Sayangnya, persaingan yang seharusnya dilandasi nilai persaudaraan, dinodai dengan saling caci maki dari antar sebagian pendukung. Bahkan, saudara-saudara kita yang muslim juga terjebak caci maki dengan saudaranya yang muslim juga pada moment ini.
Perlu kita ingat, Nabi Muhammad SAW telah berpesan jauh sebelumnya kepada kita, bahwa sesama muslim itu adalah saudara, beliau bersabda:
الْمُسْلِمُ أَخُو الْمُسْلِمِ لاَ يَظْلِمُهُ وَلاَ يُسْلِمُهُ وَمَنْ كَانَ فِي حَاجَةِ أَخِيهِ كَانَ اللَّهُ فِي حَاجَتِهِ وَمَنْ فَرَّجَ عَنْ مُسْلِمٍ كُرْبَةً فَرَّجَ اللَّهُ عَنْهُ كُرْبَةً مِنْ كُرُبَاتِ يَوْمِ الْقِيَامَةِ وَمَنْ سَتَرَ مُسْلِمًا سَتَرَهُ اللَّهُ يَوْمَ الْقِيَامَةِ (رواه البخاري).
“Seorang Muslim adalah saudara bagi muslim lainya, dia tidak menzaliminya dan tidak membiarkanya untuk disakiti.
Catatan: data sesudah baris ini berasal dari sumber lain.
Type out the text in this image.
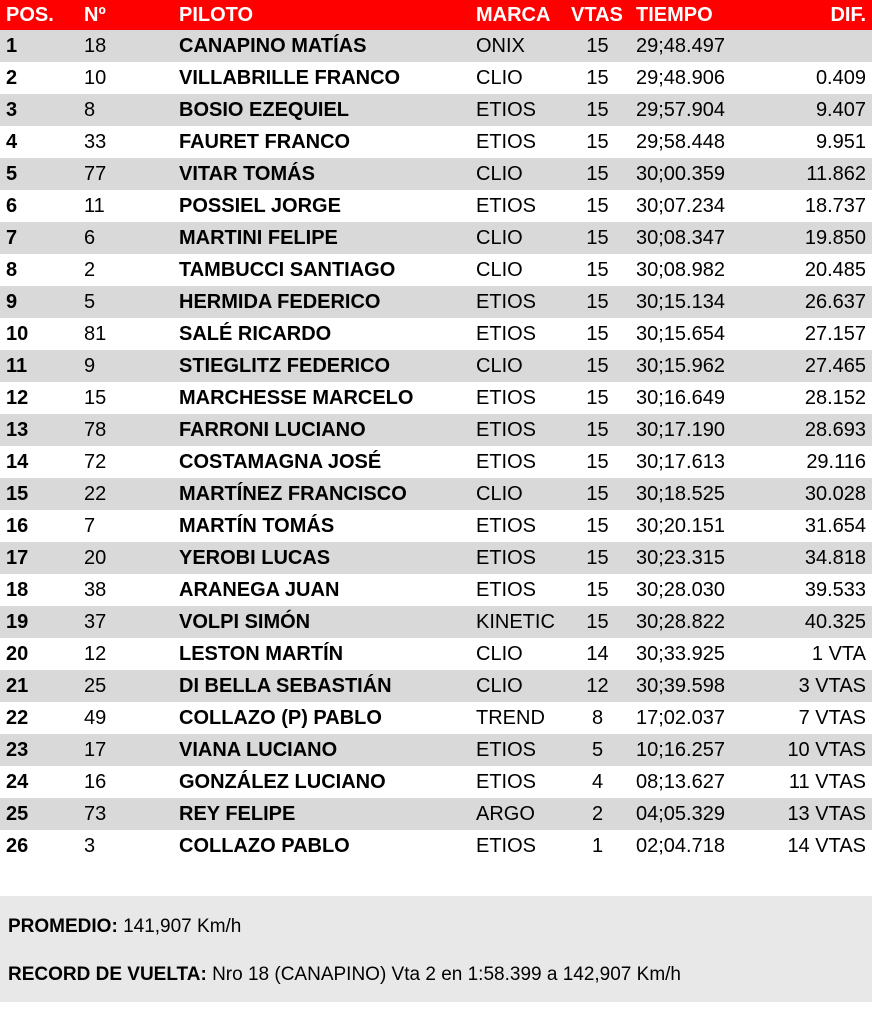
POS.	Nº	PILOTO	MARCA	VTAS	TIEMPO	DIF.
1	18	CANAPINO MATÍAS	ONIX	15	29;48.497	
2	10	VILLABRILLE FRANCO	CLIO	15	29;48.906	0.409
3	8	BOSIO EZEQUIEL	ETIOS	15	29;57.904	9.407
4	33	FAURET FRANCO	ETIOS	15	29;58.448	9.951
5	77	VITAR TOMÁS	CLIO	15	30;00.359	11.862
6	11	POSSIEL JORGE	ETIOS	15	30;07.234	18.737
7	6	MARTINI FELIPE	CLIO	15	30;08.347	19.850
8	2	TAMBUCCI SANTIAGO	CLIO	15	30;08.982	20.485
9	5	HERMIDA FEDERICO	ETIOS	15	30;15.134	26.637
10	81	SALÉ RICARDO	ETIOS	15	30;15.654	27.157
11	9	STIEGLITZ FEDERICO	CLIO	15	30;15.962	27.465
12	15	MARCHESSE MARCELO	ETIOS	15	30;16.649	28.152
13	78	FARRONI LUCIANO	ETIOS	15	30;17.190	28.693
14	72	COSTAMAGNA JOSÉ	ETIOS	15	30;17.613	29.116
15	22	MARTÍNEZ FRANCISCO	CLIO	15	30;18.525	30.028
16	7	MARTÍN TOMÁS	ETIOS	15	30;20.151	31.654
17	20	YEROBI LUCAS	ETIOS	15	30;23.315	34.818
18	38	ARANEGA JUAN	ETIOS	15	30;28.030	39.533
19	37	VOLPI SIMÓN	KINETIC	15	30;28.822	40.325
20	12	LESTON MARTÍN	CLIO	14	30;33.925	1 VTA
21	25	DI BELLA SEBASTIÁN	CLIO	12	30;39.598	3 VTAS
22	49	COLLAZO (P) PABLO	TREND	8	17;02.037	7 VTAS
23	17	VIANA LUCIANO	ETIOS	5	10;16.257	10 VTAS
24	16	GONZÁLEZ LUCIANO	ETIOS	4	08;13.627	11 VTAS
25	73	REY FELIPE	ARGO	2	04;05.329	13 VTAS
26	3	COLLAZO PABLO	ETIOS	1	02;04.718	14 VTAS
PROMEDIO: 141,907 Km/h
RECORD DE VUELTA: Nro 18 (CANAPINO) Vta 2 en 1:58.399 a 142,907 Km/h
Siapa yang membantu kebutuhan saudaranya, maka Allah akan membantu kebutuhanya. Siapa yang menghilangkan satu kesusahan seorang muslim, maka Allah menghilangkan satu kesusahan bgainya dari kesusahan-kesuhan hari kiamat. Dan siapa yang menutupi (aib) seorang muslim, maka Allah akan menutup aibnya pada hari kiamat. (H.R Bukhari)
Alasan Nabi Muhammad Saw mengatakan bahwa seorang muslim dengan muslim lainya adalah saudara, ialah karena hakikat saudara tidak menyakiti saudaranya, bahkan saling memberikan manfaat antar saudara.
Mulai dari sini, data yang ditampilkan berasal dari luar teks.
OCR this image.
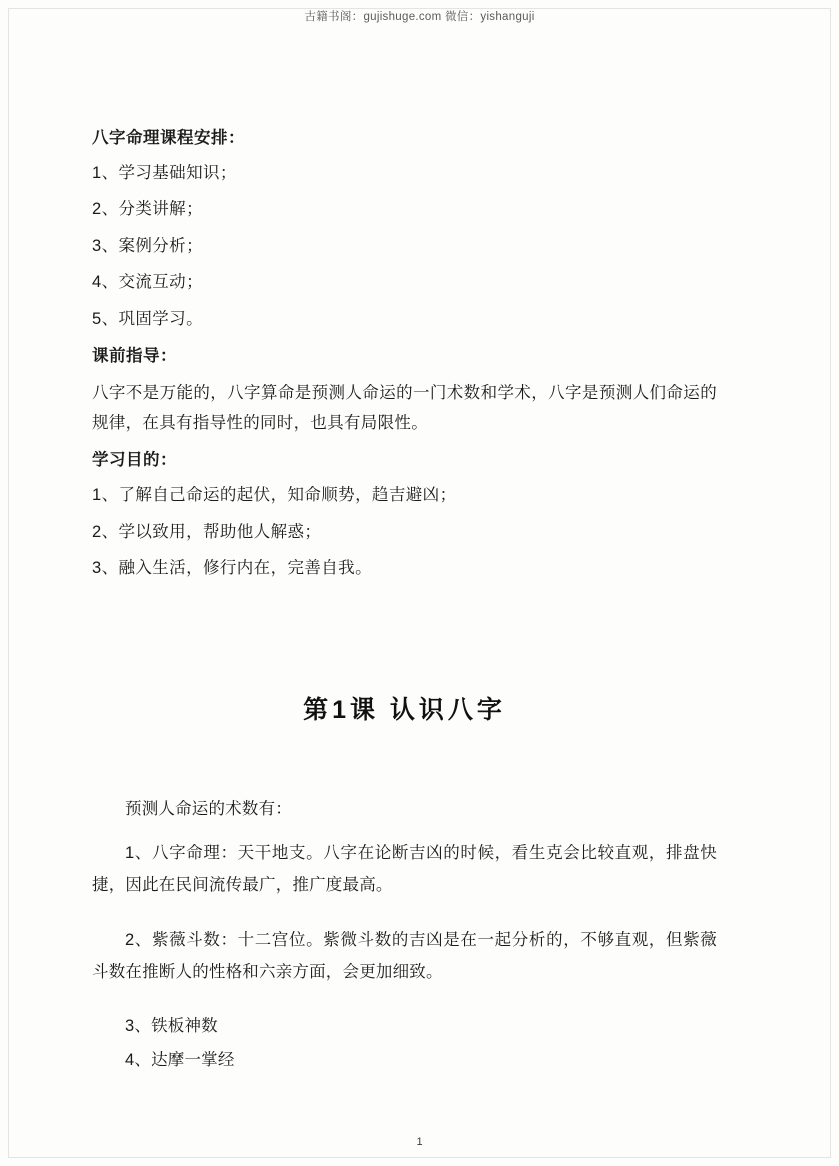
古籍书阁：gujishuge.com 微信：yishanguji

八字命理课程安排：

1、学习基础知识；

2、分类讲解；

3、案例分析；

4、交流互动；

5、巩固学习。

课前指导：

八字不是万能的，八字算命是预测人命运的一门术数和学术，八字是预测人们命运的规律，在具有指导性的同时，也具有局限性。

学习目的：

1、了解自己命运的起伏，知命顺势，趋吉避凶；

2、学以致用，帮助他人解惑；

3、融入生活，修行内在，完善自我。

第1课 认识八字

预测人命运的术数有：

1、八字命理：天干地支。八字在论断吉凶的时候，看生克会比较直观，排盘快捷，因此在民间流传最广，推广度最高。

2、紫薇斗数：十二宫位。紫微斗数的吉凶是在一起分析的，不够直观，但紫薇斗数在推断人的性格和六亲方面，会更加细致。

3、铁板神数

4、达摩一掌经

1
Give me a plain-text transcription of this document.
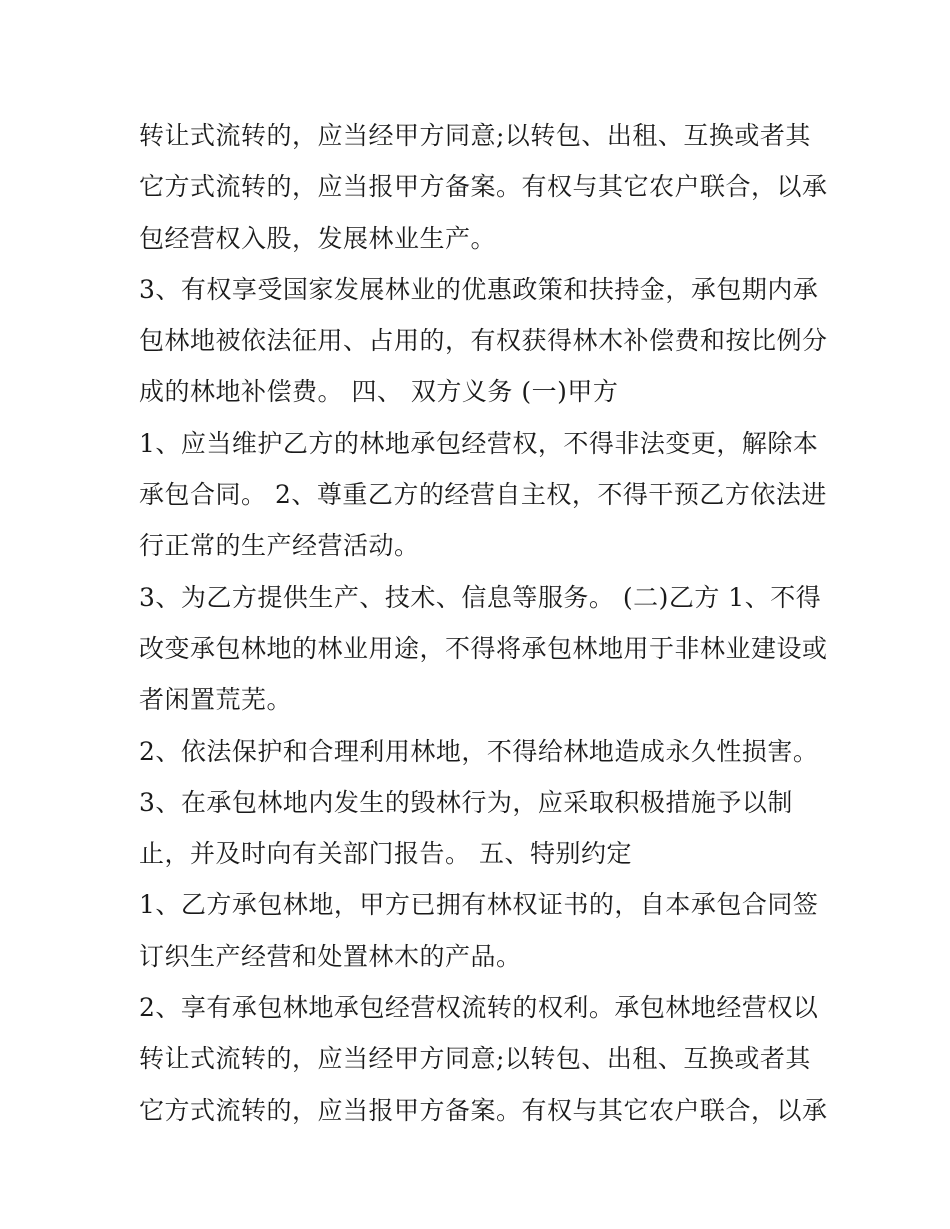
转让式流转的，应当经甲方同意;以转包、出租、互换或者其
它方式流转的，应当报甲方备案。有权与其它农户联合，以承
包经营权入股，发展林业生产。
3、有权享受国家发展林业的优惠政策和扶持金，承包期内承
包林地被依法征用、占用的，有权获得林木补偿费和按比例分
成的林地补偿费。 四、 双方义务 (一)甲方
1、应当维护乙方的林地承包经营权，不得非法变更，解除本
承包合同。 2、尊重乙方的经营自主权，不得干预乙方依法进
行正常的生产经营活动。
3、为乙方提供生产、技术、信息等服务。 (二)乙方 1、不得
改变承包林地的林业用途，不得将承包林地用于非林业建设或
者闲置荒芜。
2、依法保护和合理利用林地，不得给林地造成永久性损害。
3、在承包林地内发生的毁林行为，应采取积极措施予以制
止，并及时向有关部门报告。 五、特别约定
1、乙方承包林地，甲方已拥有林权证书的，自本承包合同签
订织生产经营和处置林木的产品。
2、享有承包林地承包经营权流转的权利。承包林地经营权以
转让式流转的，应当经甲方同意;以转包、出租、互换或者其
它方式流转的，应当报甲方备案。有权与其它农户联合，以承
Persaudaraan ini meliputi bagi seluruh muslim, baik merdeka ataupun budak, dan baik yang sudah baligh ataupun belum. Sehingga, persaudaraan ini tidak dibatasi oleh status sosial.
Sebagaimana hakikat persaudaraan, sesama saudara dilarang untuk saling menzalimi. Haram hukumnya seorang muslim menyakiti muslim lain. Kezaliman tidak membawakan manfaat apa-apa, justru hanya berujung penyesalan dan dendam. Ketika saudara muslim kita menjadi pelaku atau korban kezaliman, maka sudah sepatutnya kita menolongnya. Nabi Muhammad Saw bersabda:
اُنْصُرْ أَخَاكَ ظَالِمًا أَوْ مَظْلُومًا قَالُوا يَا رَسُولَ اللَّهِ هَذَا نَنْصُرُهُ مَظْلُومًا فَكَيْفَ نَنْصُرُهُ ظَالِمًا قَالَ تَأْخُذُ فَوْقَ يَدَيْهِ (رواه البخاري)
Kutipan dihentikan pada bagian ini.